Two-component systems (TCS) are signal transduction systems in bacteria and many other organisms that relay the sensory signal to genetic components. TCS consist of two proteins: a histidine kinase and a response regulator that the histidine kinase activates. This seemingly simple machinery can generate complex regulatory dynamics that enables the level of gene expression that matches the input signal: many TCS response regulators act on their own genes as transcription factors, resulting in a positive autoregulation mechanism. This regulation, in return, modulates the transcription factor activity as a function of the input signal. Positive autoregulation does not necessarily result in positive feedback. Sensitivity to autoregulation is quantified as the output level amplification resulting from the positive autoregulation mechanism. Another structural property of these systems is formally characterized as “robustness”: in a robust TCS, the output of the system is solely a function of the input signal. Thus, a robust TCS remains insensitive to fluctuations in the concentrations of its protein components and, this way, maintains the precision in the output transcription factor activity in response to input stimulus. In this paper, we show with a formal model that TCS operate on a spectrum of inverse correlation between robustness and sensitivity to autoregulation. Our model predicts that the modulation by positive autoregulation is a function of loss in TCS robustness, for example, by spontaneous dephosphorylation of the histidine kinase. Consequently, the loss in robustness provides a proportional modulation by positive autoregulation to widen the response range with a scaled amplification of the output. At the other end of the spectrum, in the presence of a strictly robust TCS machinery, amplification of the transcription factor activity by autoregulation is diminished. We show that our results are in agreement with published experimental results. Our results suggest that these TCS evolve to converge at a trade-off between robustness and positive autoregulation.

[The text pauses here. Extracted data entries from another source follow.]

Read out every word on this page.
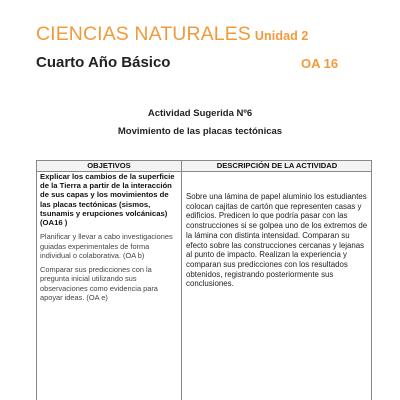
CIENCIAS NATURALES Unidad 2
Cuarto Año Básico	OA 16
Actividad Sugerida Nº6
Movimiento de las placas tectónicas
OBJETIVOS	DESCRIPCIÓN DE LA ACTIVIDAD
Explicar los cambios de la superficie de la Tierra a partir de la interacción de sus capas y los movimientos de las placas tectónicas (sismos, tsunamis y erupciones volcánicas) (OA16 )
Planificar y llevar a cabo investigaciones guiadas experimentales de forma individual o colaborativa. (OA b)
Comparar sus predicciones con la pregunta inicial utilizando sus observaciones como evidencia para apoyar ideas. (OA e)
Sobre una lámina de papel aluminio los estudiantes colocan cajitas de cartón que representen casas y edificios. Predicen lo que podría pasar con las construcciones si se golpea uno de los extremos de la lámina con distinta intensidad. Comparan su efecto sobre las construcciones cercanas y lejanas al punto de impacto. Realizan la experiencia y comparan sus predicciones con los resultados obtenidos, registrando posteriormente sus conclusiones.
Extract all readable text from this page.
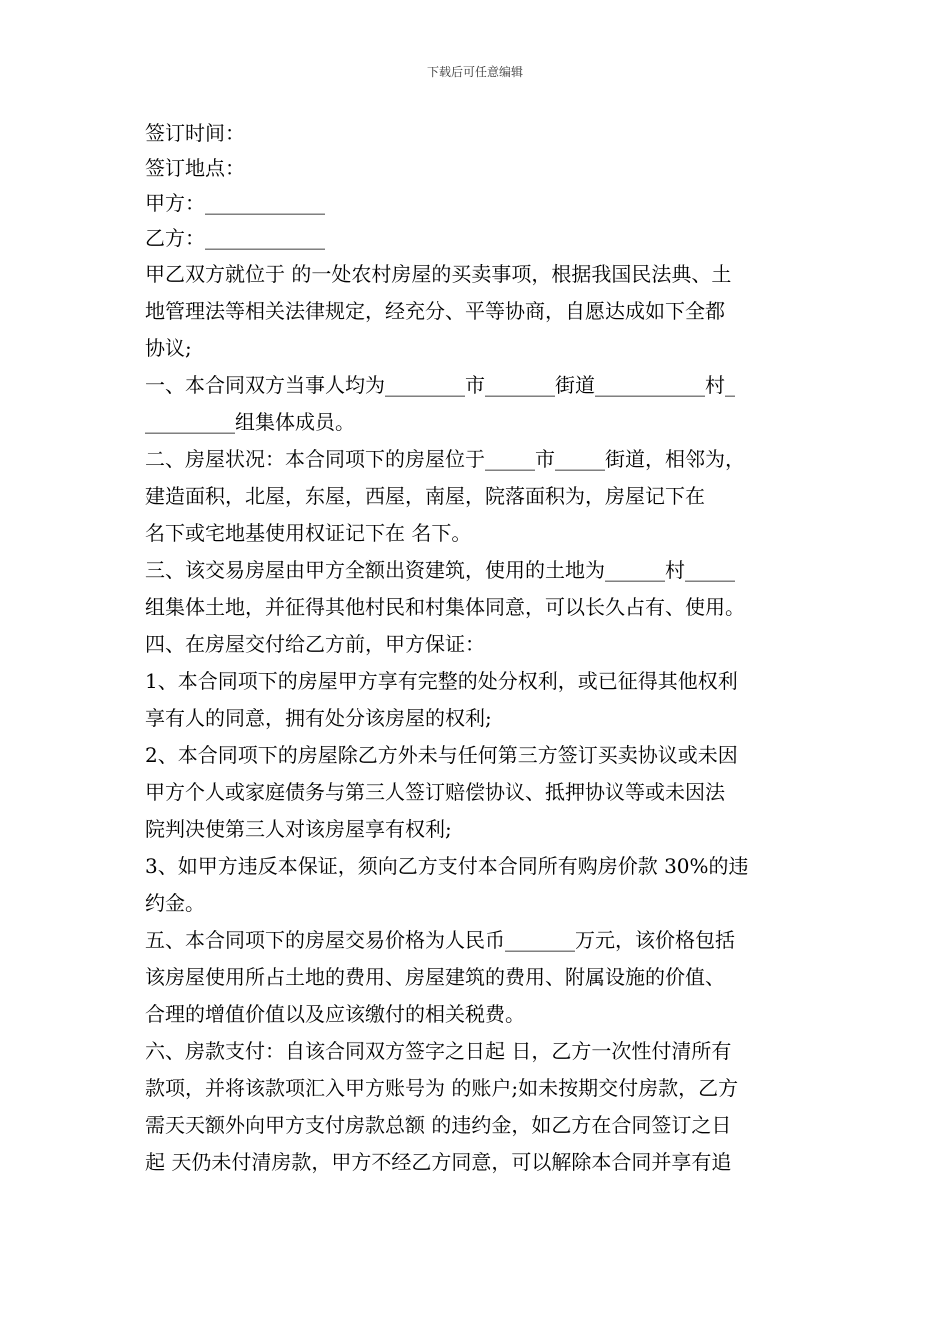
下载后可任意编辑
签订时间：
签订地点：
甲方：____________
乙方：____________
甲乙双方就位于 的一处农村房屋的买卖事项，根据我国民法典、土
地管理法等相关法律规定，经充分、平等协商，自愿达成如下全都
协议;
一、本合同双方当事人均为________市_______街道___________村_
_________组集体成员。
二、房屋状况：本合同项下的房屋位于_____市_____街道，相邻为，
建造面积，北屋，东屋，西屋，南屋，院落面积为，房屋记下在
名下或宅地基使用权证记下在 名下。
三、该交易房屋由甲方全额出资建筑，使用的土地为______村_____
组集体土地，并征得其他村民和村集体同意，可以长久占有、使用。
四、在房屋交付给乙方前，甲方保证：
1、本合同项下的房屋甲方享有完整的处分权利，或已征得其他权利
享有人的同意，拥有处分该房屋的权利;
2、本合同项下的房屋除乙方外未与任何第三方签订买卖协议或未因
甲方个人或家庭债务与第三人签订赔偿协议、抵押协议等或未因法
院判决使第三人对该房屋享有权利;
3、如甲方违反本保证，须向乙方支付本合同所有购房价款 30%的违
约金。
五、本合同项下的房屋交易价格为人民币_______万元，该价格包括
该房屋使用所占土地的费用、房屋建筑的费用、附属设施的价值、
合理的增值价值以及应该缴付的相关税费。
六、房款支付：自该合同双方签字之日起 日，乙方一次性付清所有
款项，并将该款项汇入甲方账号为 的账户;如未按期交付房款，乙方
需天天额外向甲方支付房款总额 的违约金，如乙方在合同签订之日
起 天仍未付清房款，甲方不经乙方同意，可以解除本合同并享有追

双成分系统 (TCS) 是细菌和许多其他生物体中的信号转导系统，可将感觉信号传递给遗传成分。TCS 由两种蛋白质组成：组氨酸激酶和组氨酸激酶激活的反应调节剂。这种看似简单的机制可以产生复杂的调节动力学，使基因表达水平与输入信号相匹配：许多 TCS 反应调节因子作为转录因子作用于它们自己的基因，从而产生积极的自动调节机制。作为回报，这种调节调节转录因子活性作为输入信号的函数。积极的自动调节并不一定会导致积极的反馈。对自动调节的敏感性被量化为由正自动调节机制产生的输出水平放大。这些系统的另一个结构特性被正式描述为“鲁棒性”：在鲁棒的 TCS 中，系统的输出仅仅是输入信号的函数。因此，稳健的 TCS 对其蛋白质成分浓度的波动仍然不敏感，并且通过这种方式，保持输出转录因子活性对输入刺激的响应的精确度。在本文中，我们用一个正式的模型展示了 TCS 在鲁棒性和对自动调节的敏感性之间的反相关谱上运行。我们的模型预测，通过正向自动调节进行的调节是 TCS 稳健性丧失的函数，例如，通过组氨酸激酶的自发去磷酸化。最后，鲁棒性的损失通过正向自动调节提供比例调制，以扩大响应范围，并按比例放大输出。另一方面，在存在严格稳健的 TCS 机制的情况下，自动调节对转录因子活性的放大作用减弱。我们表明我们的结果与已发表的实验结果一致。我们的结果表明，这些 TCS 演变为在稳健性和积极的自动调节之间进行权衡。